AI inference often processes only a single or small batch of inputs.

High‑performance computing may be CPU‑bound, leaving GPU utilization low.

Development environments (e.g., Jupyter notebooks) sometimes need only low‑spec machines.

CI/CD pipelines usually require limited GPU resources for test cases.

Existing GPU sharing solutions (time‑slicing, MPS, MIG) have limitations in memory and compute isolation, fault isolation, and flexibility.

Two‑Layer Scheduling

Volcano Engine VKE extends the Kubernetes Scheduling Framework with a custom GPUShare plugin that supports 1% compute granularity and 1 MiB memory granularity. This two‑layer scheduler first selects a suitable node, then assigns containers to specific GPU combinations on that node.

Card‑Level Binpack/Spread Strategy

The native scheduler offers node‑level Binpack (fill nodes to increase allocation rate) and Spread (distribute pods for fault isolation).

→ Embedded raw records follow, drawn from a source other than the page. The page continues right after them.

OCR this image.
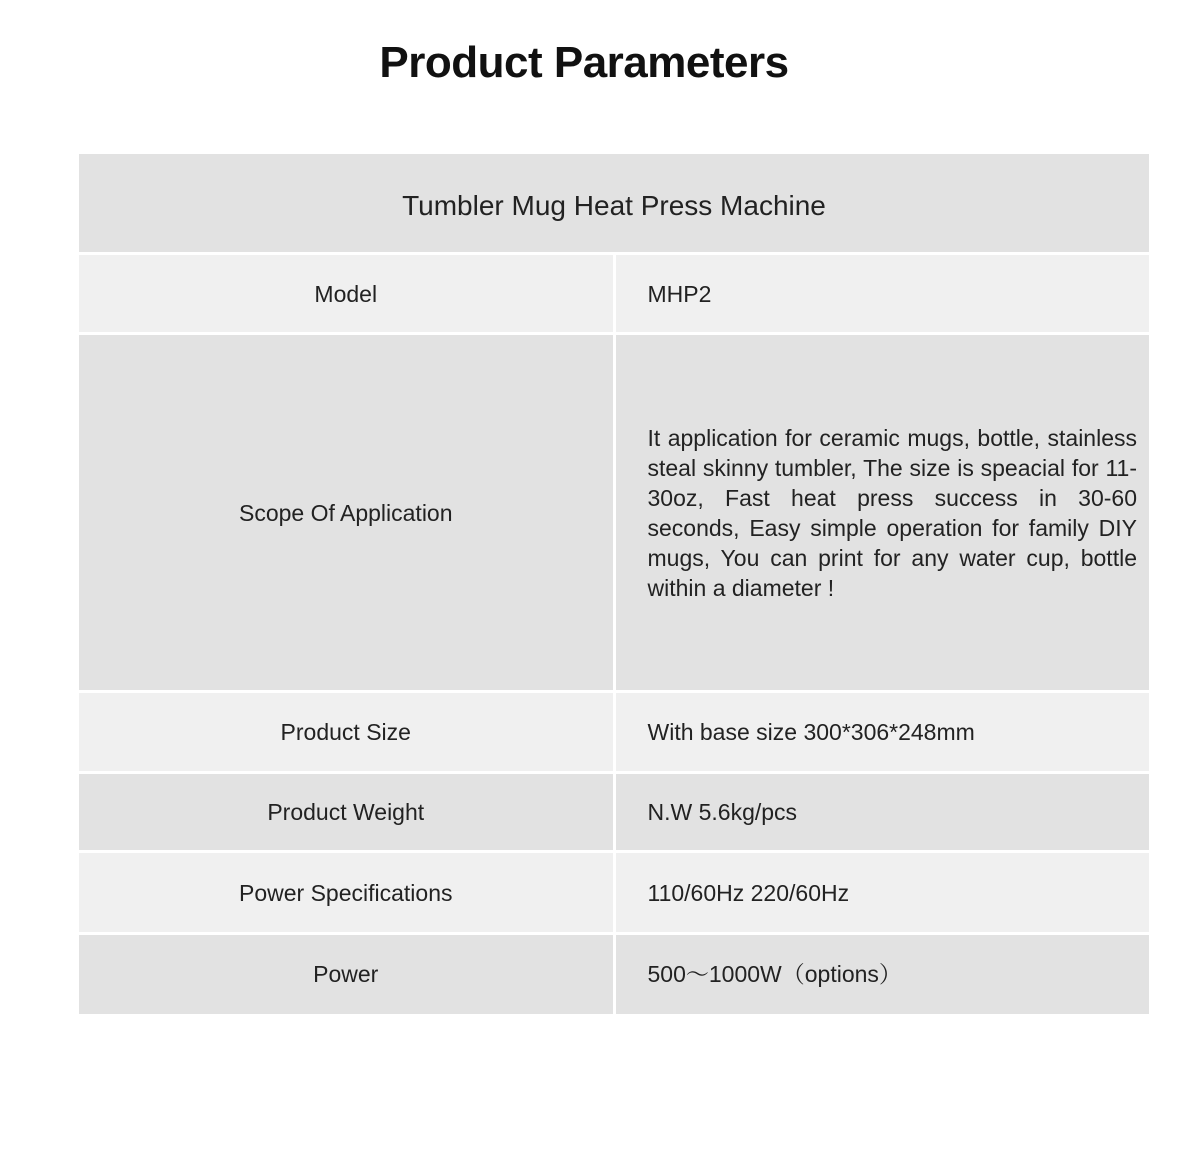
Product Parameters
Tumbler Mug Heat Press Machine	
Model	MHP2
Scope Of Application	It application for ceramic mugs, bottle, stainless steal skinny tumbler, The size is speacial for 11-30oz, Fast heat press success in 30-60 seconds, Easy simple operation for family DIY mugs, You can print for any water cup, bottle within a diameter !
Product Size	With base size 300*306*248mm
Product Weight	N.W 5.6kg/pcs
Power Specifications	110/60Hz 220/60Hz
Power	500～1000W（options）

After adding the second scheduling layer, GPU cards become a scheduling domain, requiring both node‑level and card‑level Binpack/Spread strategies to reduce fragmentation or improve fault isolation.

System Architecture

The overall mGPU architecture consists of the following components:

Scheduler: Central scheduler built on the Scheduling Framework with the GPUShare plugin. It (1) schedules Pods to appropriate nodes and (2) schedules each container to a suitable GPU combination, recording results in Pod annotations.

mGPU Device Plugin: Manages mGPU resources on each node. It (1) publishes mGPU resources to the node object and (2) injects environment variables into containers based on the scheduler’s allocation.

API Definition

Nodes report available mGPU resources as extended resources, with separate dimensions for compute and memory. Example Node object:

<code>apiVersion: v1
kind: Node
metadata:
  name: 10.xx.yy.zz
spec:
  ...
status:
  allocatable:
    vke.volcengine.com/mgpu-core: "400"   # compute, percent
    vke.volcengine.com/mgpu-memory: "130040"   # memory, MiB
  capacity:
    vke.volcengine.com/mgpu-core: "400"
    vke.volcengine.com/mgpu-memory: "130040"
  ...</code>

Pods request mGPU resources in

.spec.containers[i].resources

. Example Pod requesting 30% compute and 1 GiB memory:

<code>apiVersion: v1
kind: Pod
metadata:
  name: test-mgpu
  namespace: default
spec:
  containers:
  - name: app
    resources:
      limits:
        vke.volcengine.com/mgpu-core: "30"
        vke.volcengine.com/mgpu-memory: "1024"
      requests:
        vke.volcengine.com/mgpu-core: "30"
        vke.volcengine.com/mgpu-memory: "1024"
  ...</code>

After successful scheduling, results are stored in Pod annotations, e.g., the container

app

is assigned to GPU index 3 on node

10.xx.yy.zz

.

Scheduling Algorithm

The problem is formulated as an optimization problem. The scheduler evaluates each possible GPU combination on a node, applying both node‑level and card‑level Binpack/Spread strategies.

Objective Function

Score = 0.7 × memory‑dimension score + 0.3 × compute‑dimension score. Memory weight is higher because memory cannot be compressed.

Constraints

All GPUs in a combination must reside on the same node.

The combination must satisfy each container’s compute and memory requests.

Other scheduling constraints are applied after the optimal node is selected.

Search Algorithm

A depth‑first search (DFS) with backtracking and pruning explores all feasible GPU combinations. The search tree’s depth equals the number of containers; each level represents assigning a container to a GPU. Pruning occurs when a partial assignment violates resource constraints. When a leaf node is reached, the combination is scored, and the best‑scoring combination is retained.

Example: a Pod with three containers on a node with three GPUs. The DFS explores assignments, pruning infeasible paths, and finally selects the optimal GPU set.

Summary and Outlook

The GPU sharing scheduler and mGPU virtualization are now available in Volcano Engine’s VKE service. Real‑world tests show a GPU deployment density increase of over 500% and a utilization improvement exceeding 50%.

VKE currently supports scheduling a single container across multiple GPUs and integrates with major batch schedulers. Future work includes GPU topology‑aware scheduling, mixed‑workload placement, and further enhancements to boost AI model training efficiency.